Der chinesische Dating-Show-Boom und die gesellschaftliche Resonanz, die die Sendungen finden, erzählten viel über das sich wandelnde China. Früher wurden die Ehen hier auf dem Land arrangiert. Heute sind viele junge Leute Single, bei den 18- bis 25-Jährigen inzwischen rund 200 Millionen. Und bei vielen gibt es eine große Unsicherheit, wie man damit umgehen soll. Aber ist eine Dating-Show überhaupt der richtige Ort, jemanden kennenzulernen? „Ich glaube, es ist eine Plattform, die jeder so nutzen kann, wie er will“, sagt Christopher Tuang, der in diesem Jahr eine Folge gewonnen hat.

Alles nur Spaß

„Manche nehmen die Show sehr ernst und bereiten sich wochenlang darauf vor“, sagt Michael Lewis. „Andere – wie ich – machen es nur, um Spaß zu haben.“ Außerdem winkt der Gewinn einer einwöchigen Reise nach Griechenland oder auf die Malediven, die man mit oder auch ohne Showpartner antreten darf. Sowohl Lewis als auch Tuang sind nicht mir ihrer Auserwählten verreist, erzählen sie. In Kontakt seien sie mit ihnen auch nicht mehr. Von länger anhaltenden Bekanntschaften unter Teilnehmer haben sie noch nichts gehört.
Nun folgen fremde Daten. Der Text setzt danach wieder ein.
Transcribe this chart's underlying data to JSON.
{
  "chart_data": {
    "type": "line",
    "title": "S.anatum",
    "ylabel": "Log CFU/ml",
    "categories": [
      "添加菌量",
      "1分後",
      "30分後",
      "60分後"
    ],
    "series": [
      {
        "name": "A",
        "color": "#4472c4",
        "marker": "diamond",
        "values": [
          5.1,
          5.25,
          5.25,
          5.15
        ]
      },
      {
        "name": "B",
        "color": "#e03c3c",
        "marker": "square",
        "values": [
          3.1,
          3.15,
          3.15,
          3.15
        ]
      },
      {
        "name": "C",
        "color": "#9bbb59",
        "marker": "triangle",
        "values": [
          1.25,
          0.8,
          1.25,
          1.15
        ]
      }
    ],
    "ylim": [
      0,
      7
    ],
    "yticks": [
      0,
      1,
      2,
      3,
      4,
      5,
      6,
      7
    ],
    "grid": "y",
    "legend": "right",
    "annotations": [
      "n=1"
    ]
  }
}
„Am Anfang habe ich zwar noch mit dem Mädchen hin- und hergeschrieben“, sagt Tuang. „Aber es stellte sich heraus, dass sie am anderen Ende des Landes lebt, und so hat sich das wieder verlaufen.“ Ob die Dating-Show damit ihrem Slogan „Wenn du’s nicht ernst meinst, dann lass mich in Ruhe“ gerecht wird? Wohl eher nicht.

Aber in Zukunft ist das vielleicht auch nicht mehr so wichtig. Denn nach dreißig Jahren soll nun die Ein-Kind-Politik wieder gelockert werden. Sollte das wirklich passieren, wird es auch dem herrschenden Frauenmangel, der vor allem in ländlichen Regionen ein Problem ist, entgegenwirken. Ein Effekt der strikten Geburtenregulierung war, dass sich viele Eltern bei weiblichen Föten für eine Abtreibung entschieden. Den jetzigen Singles Mitte Zwanzig bringt die Ankündigung allerdings wenig. Sie werden weitersuchen – auf Fernsehbühnen und abseits davon.